Abstract
Tulobuterol tape is the first transdermal preparation of long-acting β2 agonist in the world. When it is applied once a day, blood concentration of tulobuterol and its effect last for 24 hours. Tulobuterol tape prevents morning dip fairly well by application at bedtime, and is more tolerated than oral preparations.
Objective: To investigate the efficacy of tulobuterol tape in addition to inhaled corticosteroids in adult patients with bronchial asthma and to confirm its optimal dose.
Design: A multicenter, randomised, double-blind, parallel-group comparison study
Subjects: Patients with bronchial asthma aged ≥16 years (n=239) whose peak expiratory flow (PEF) in the morning was ≥15% lower than evening PEF despite usual treatment.

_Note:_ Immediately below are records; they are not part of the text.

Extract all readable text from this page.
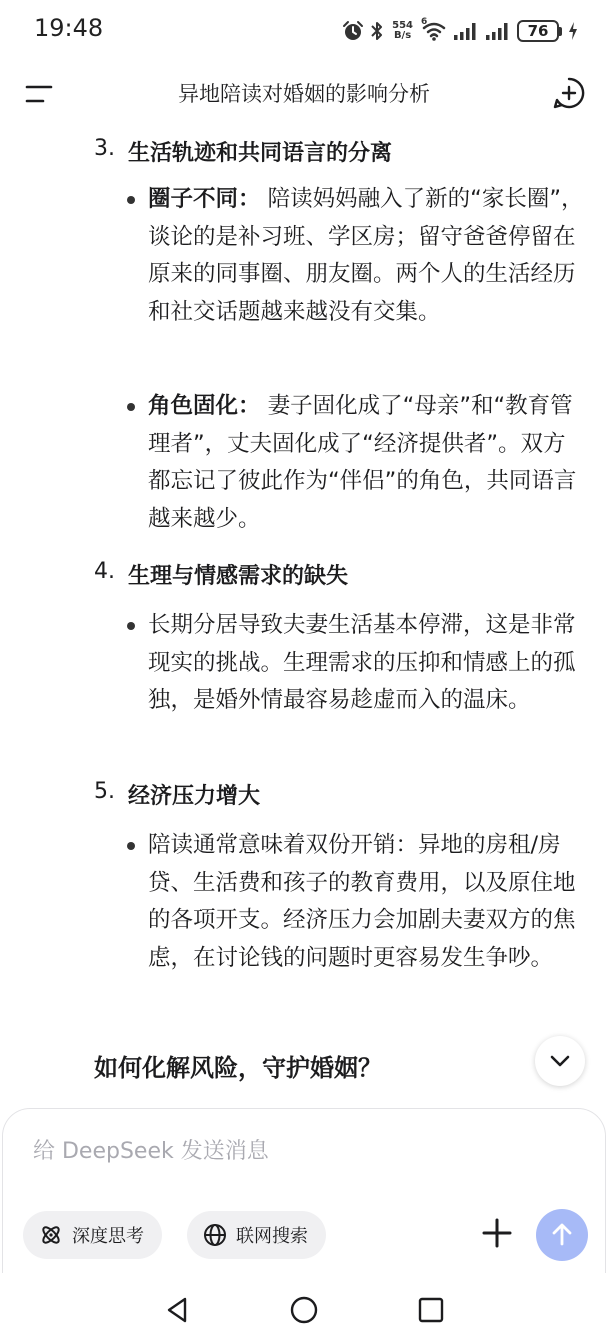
19:48	554
B/s
6	76
异地陪读对婚姻的影响分析
3. 生活轨迹和共同语言的分离
圈子不同： 陪读妈妈融入了新的“家长圈”，谈论的是补习班、学区房；留守爸爸停留在原来的同事圈、朋友圈。两个人的生活经历和社交话题越来越没有交集。
角色固化： 妻子固化成了“母亲”和“教育管理者”，丈夫固化成了“经济提供者”。双方都忘记了彼此作为“伴侣”的角色，共同语言越来越少。
4. 生理与情感需求的缺失
长期分居导致夫妻生活基本停滞，这是非常现实的挑战。生理需求的压抑和情感上的孤独，是婚外情最容易趁虚而入的温床。
5. 经济压力增大
陪读通常意味着双份开销：异地的房租/房贷、生活费和孩子的教育费用，以及原住地的各项开支。经济压力会加剧夫妻双方的焦虑，在讨论钱的问题时更容易发生争吵。
如何化解风险，守护婚姻？
给 DeepSeek 发送消息
深度思考	联网搜索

Methods and Results: After a 2-week run-in period, patients were randomised to apply either a tulobuterol 1 mg tape and 2 mg placebo or a tulobuterol 2 mg tape and 1 mg placebo once a day at bedtime for 4 weeks. Morning PEF in the 1 and 2 mg group increased significantly from the baseline by 23.8 and 35.9 L/min at week 4, respectively. The increase in morning PEF was significantly higher in the 2 mg group than in the 1 mg group. Evening PEF was also significantly higher than baseline at all time-points in both groups as well as morning PEF. The improvement rate was significantly higher in the 2 mg group than in the 1 mg group. There were no serious adverse events.
Conclusion: These results indicated that tulobuterol tape is effective as a long-acting β2-agonist for asthma treatment when combined with inhaled steroids and the optimal dose in Japanese patients appears to be 2 mg/day.